You will not win. I will destroy you.”

  I nod because I think it’s what he wants, and I can’t take another hit. I know I have a concussion. Possibly a broken skull or wrist. I can’t think straight. I can’t see. I’m not even sure if I exist, or if any of this is real.

  I’m either dead or about to be raped. And I pray I’m already dead. Either way, I’m in hell.

  4

  Gia

  Days. Weeks. Months.

  I have no idea how much time has passed since Dante stole me.

  Time means nothing anymore.

  I thought I was a force to be reckoned with. I thought I would fight every second of every day for my freedom. Dante taught me how mistaken I was.

  Most seconds I can’t even lift my head up off the ground. I can’t stand. I can’t see.

  Seconds are how I measure my life. I can’t think beyond that.

  This second, I’m lying on the cold floor of the torture room. I haven’t left since I arrived. There are no windows. No bathroom. No light.
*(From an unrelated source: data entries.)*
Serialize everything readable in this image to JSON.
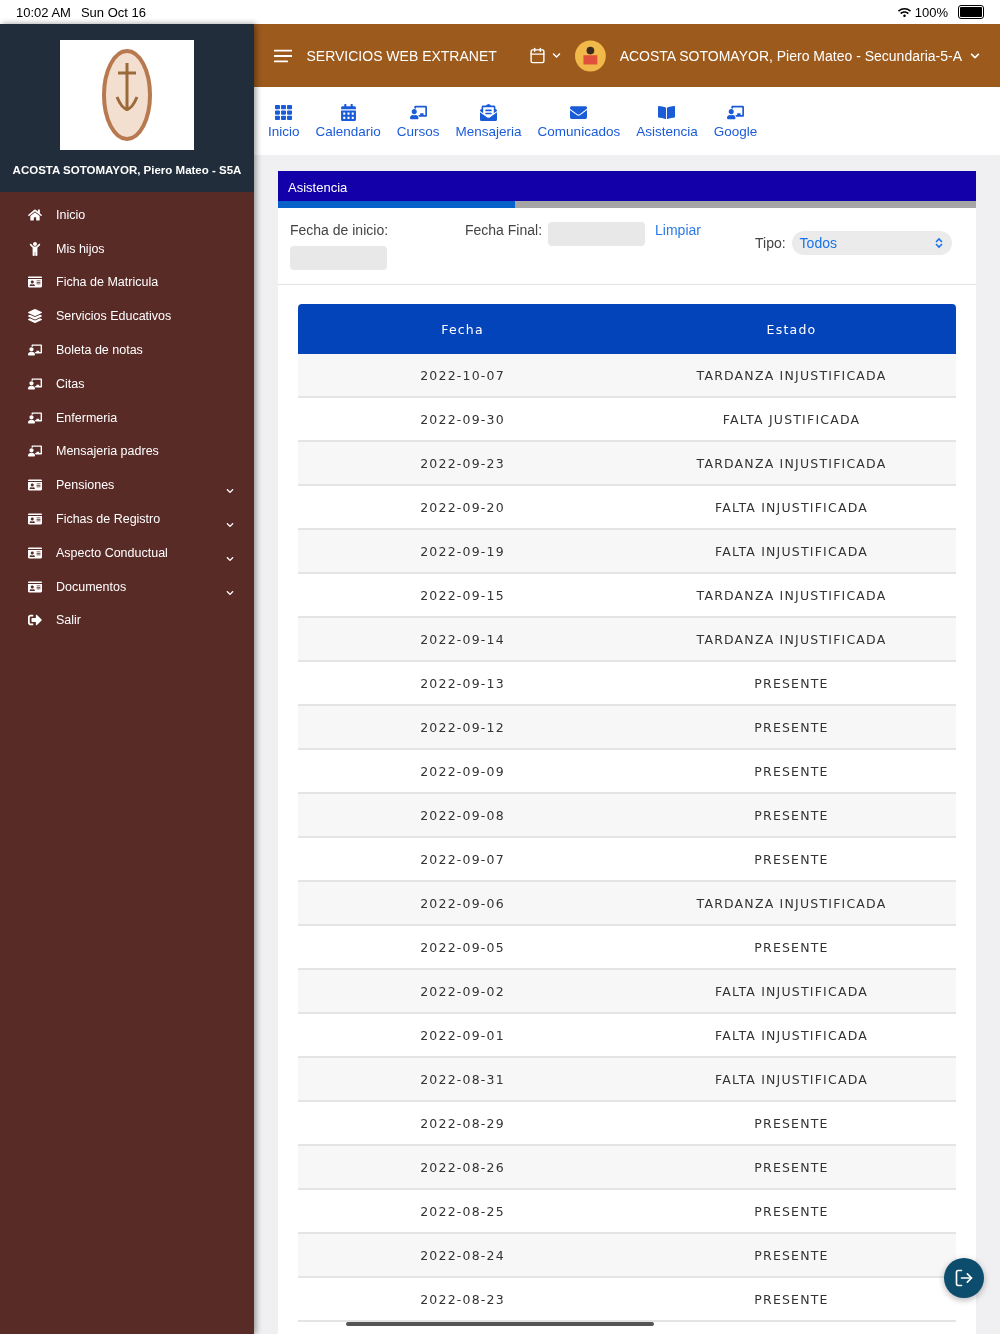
{
  "status_bar": {
    "time": "10:02 AM",
    "date": "Sun Oct 16",
    "battery": "100%"
  },
  "sidebar": {
    "student": "ACOSTA SOTOMAYOR, Piero Mateo - S5A",
    "items": [
      {
        "label": "Inicio",
        "expandable": false
      },
      {
        "label": "Mis hijos",
        "expandable": false
      },
      {
        "label": "Ficha de Matricula",
        "expandable": false
      },
      {
        "label": "Servicios Educativos",
        "expandable": false
      },
      {
        "label": "Boleta de notas",
        "expandable": false
      },
      {
        "label": "Citas",
        "expandable": false
      },
      {
        "label": "Enfermeria",
        "expandable": false
      },
      {
        "label": "Mensajeria padres",
        "expandable": false
      },
      {
        "label": "Pensiones",
        "expandable": true
      },
      {
        "label": "Fichas de Registro",
        "expandable": true
      },
      {
        "label": "Aspecto Conductual",
        "expandable": true
      },
      {
        "label": "Documentos",
        "expandable": true
      },
      {
        "label": "Salir",
        "expandable": false
      }
    ]
  },
  "header": {
    "title": "SERVICIOS WEB EXTRANET",
    "user": "ACOSTA SOTOMAYOR, Piero Mateo - Secundaria-5-A"
  },
  "nav": [
    {
      "label": "Inicio"
    },
    {
      "label": "Calendario"
    },
    {
      "label": "Cursos"
    },
    {
      "label": "Mensajeria"
    },
    {
      "label": "Comunicados"
    },
    {
      "label": "Asistencia"
    },
    {
      "label": "Google"
    }
  ],
  "panel": {
    "title": "Asistencia",
    "progress": {
      "level": 0.34
    },
    "filters": {
      "start_label": "Fecha de inicio:",
      "end_label": "Fecha Final:",
      "clear": "Limpiar",
      "type_label": "Tipo:",
      "type_value": "Todos"
    }
  },
  "table": {
    "columns": [
      "Fecha",
      "Estado"
    ],
    "rows": [
      [
        "2022-10-07",
        "TARDANZA INJUSTIFICADA"
      ],
      [
        "2022-09-30",
        "FALTA JUSTIFICADA"
      ],
      [
        "2022-09-23",
        "TARDANZA INJUSTIFICADA"
      ],
      [
        "2022-09-20",
        "FALTA INJUSTIFICADA"
      ],
      [
        "2022-09-19",
        "FALTA INJUSTIFICADA"
      ],
      [
        "2022-09-15",
        "TARDANZA INJUSTIFICADA"
      ],
      [
        "2022-09-14",
        "TARDANZA INJUSTIFICADA"
      ],
      [
        "2022-09-13",
        "PRESENTE"
      ],
      [
        "2022-09-12",
        "PRESENTE"
      ],
      [
        "2022-09-09",
        "PRESENTE"
      ],
      [
        "2022-09-08",
        "PRESENTE"
      ],
      [
        "2022-09-07",
        "PRESENTE"
      ],
      [
        "2022-09-06",
        "TARDANZA INJUSTIFICADA"
      ],
      [
        "2022-09-05",
        "PRESENTE"
      ],
      [
        "2022-09-02",
        "FALTA INJUSTIFICADA"
      ],
      [
        "2022-09-01",
        "FALTA INJUSTIFICADA"
      ],
      [
        "2022-08-31",
        "FALTA INJUSTIFICADA"
      ],
      [
        "2022-08-29",
        "PRESENTE"
      ],
      [
        "2022-08-26",
        "PRESENTE"
      ],
      [
        "2022-08-25",
        "PRESENTE"
      ],
      [
        "2022-08-24",
        "PRESENTE"
      ],
      [
        "2022-08-23",
        "PRESENTE"
      ]
    ]
  }
}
  It’s a dark room, but I welcome the pitch-black. It helps me sleep at all hours of the day, which is the only reason I’m still breathing.

  Sleep has been my savior.

  I hear footsteps outside my door. Dante said he had a surprise in store for me when he returned. Was that hours, or days, ago?
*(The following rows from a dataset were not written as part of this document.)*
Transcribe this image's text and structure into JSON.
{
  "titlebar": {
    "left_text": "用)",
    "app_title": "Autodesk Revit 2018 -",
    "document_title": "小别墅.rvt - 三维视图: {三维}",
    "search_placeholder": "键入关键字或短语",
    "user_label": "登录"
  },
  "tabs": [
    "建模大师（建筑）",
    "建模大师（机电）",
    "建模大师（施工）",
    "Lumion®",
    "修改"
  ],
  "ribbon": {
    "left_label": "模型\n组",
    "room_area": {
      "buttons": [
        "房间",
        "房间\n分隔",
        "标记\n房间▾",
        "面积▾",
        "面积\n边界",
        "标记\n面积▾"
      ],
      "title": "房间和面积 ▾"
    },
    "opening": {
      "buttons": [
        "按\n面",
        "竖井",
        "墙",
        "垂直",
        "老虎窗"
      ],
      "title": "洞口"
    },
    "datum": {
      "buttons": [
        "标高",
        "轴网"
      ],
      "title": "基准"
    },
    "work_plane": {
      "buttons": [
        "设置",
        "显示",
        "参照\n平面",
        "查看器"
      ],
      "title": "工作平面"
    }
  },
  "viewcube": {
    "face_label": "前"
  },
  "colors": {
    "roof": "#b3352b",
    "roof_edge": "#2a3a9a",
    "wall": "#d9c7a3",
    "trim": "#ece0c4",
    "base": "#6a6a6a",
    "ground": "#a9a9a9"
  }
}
  Dante’s surprises aren’t surprises. He’s given me half a dozen surprises already, and they all involved bringing in more men to share in the ‘fun,’ as he calls it.

  Dante talks like he hasn’t broken me yet. Like I still have a fighting spirit he hasn’t figure out how to tame yet.

  He’s wrong. I’m broken. Physically I know I have dozens of broken bones. My left wrist flops when Dante ties me up, my right knee shattered when Dante whacked me with a bat. I’m not sure I have any ribs left intact after Dante kicked me numerous times in the chest.

  I have nothing left to fight for.

  Even if I did survive, I would be a hollow shell compared to the woman I was before. I would go through my days staring into the abyss, my mind most definitely stuck in the dungeon my body is trapped in now.